Daniel O'Connor: Actually companies like Lulzbot and the smaller companies, the start-ups, have been posting some really impressive financial results. I think the consumer side's staying on track ... but what I think personally is we're starting to see people really use the 3D printers, understand what they'd use them for. We're not just printing knick-knacks and things like that now, we're printing parts, spare parts, for things around the home. To be honest that's where I see a huge chunk of consumer 3D printing, in the DIY space.
Moore: So, does a so-called trough of disillusionment indicate that a rebound is coming any time soon?
O'Connor: I mean the hype was so big about 3D printing that it couldn't fail to disappoint some people -- we'll have a 3D printer in every home dream and all of that stuff, but what we're seeing now is people using the printers properly, and I think using them for good means.

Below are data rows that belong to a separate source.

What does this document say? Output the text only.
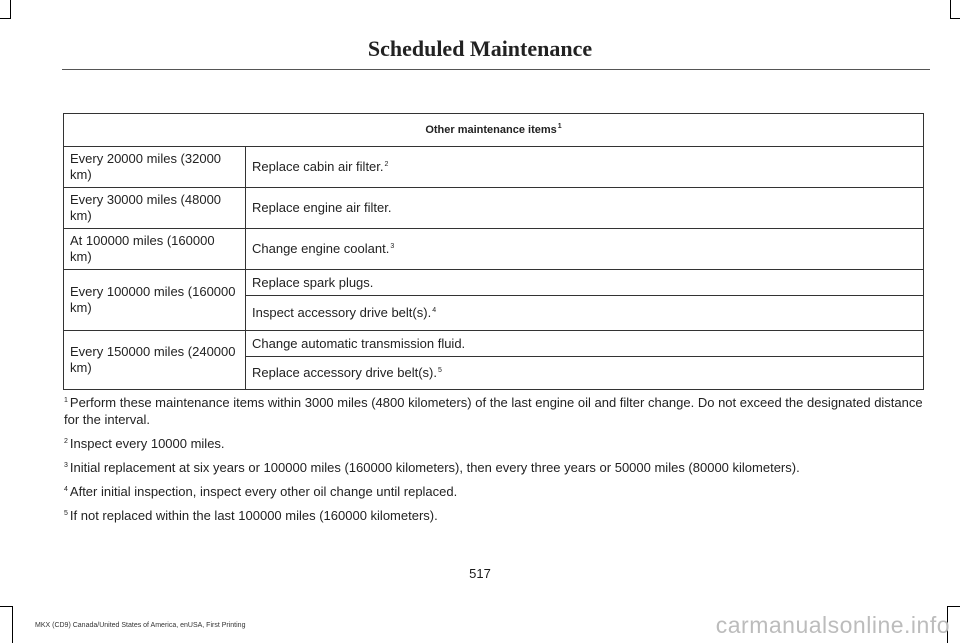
Scheduled Maintenance
Other maintenance items$^1$
Every 20000 miles (32000 km)	Replace cabin air filter.$^2$
Every 30000 miles (48000 km)	Replace engine air filter.
At 100000 miles (160000 km)	Change engine coolant.$^3$
Every 100000 miles (160000 km)	Replace spark plugs.
	Inspect accessory drive belt(s).$^4$
Every 150000 miles (240000 km)	Change automatic transmission fluid.
	Replace accessory drive belt(s).$^5$
$^1$ Perform these maintenance items within 3000 miles (4800 kilometers) of the last engine oil and filter change. Do not exceed the designated distance for the interval.
$^2$ Inspect every 10000 miles.
$^3$ Initial replacement at six years or 100000 miles (160000 kilometers), then every three years or 50000 miles (80000 kilometers).
$^4$ After initial inspection, inspect every other oil change until replaced.
$^5$ If not replaced within the last 100000 miles (160000 kilometers).
517
MKX (CD9) Canada/United States of America, enUSA, First Printing	carmanualsonline.info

One of my favorite examples is if you take a look at the e-NABLE community and how that's grown. Which is prosthetic hands for children, people printing them on the fly. That community's really grown. I was lucky enough to go to a maker event and see a child who is benefiting from that massively. He couldn't afford to get a prosthetic and he'd outgrow it, so they printed him one, and he's loving life now. Catching balls!
Moore: As far as the public companies in the sector, O'Connor says it might be a good time for investors to consider getting back in.
O'Connor: A lot of the biggest company's shares have dropped massively, but I think they'll go back up. They might not reach the peaks of $90 like 3D Systems did two years ago, but they're so low now. And people are using the technology, and they are making sales. Stratasys has made huge strides in the past year. They've improved MakerBot and all of its technology, so I think that we're at a point now where it would make sense to invest.
Moore: With the latest on 3D printing at CES in Las Vegas, I'm Motley Fool analyst Rex Moore.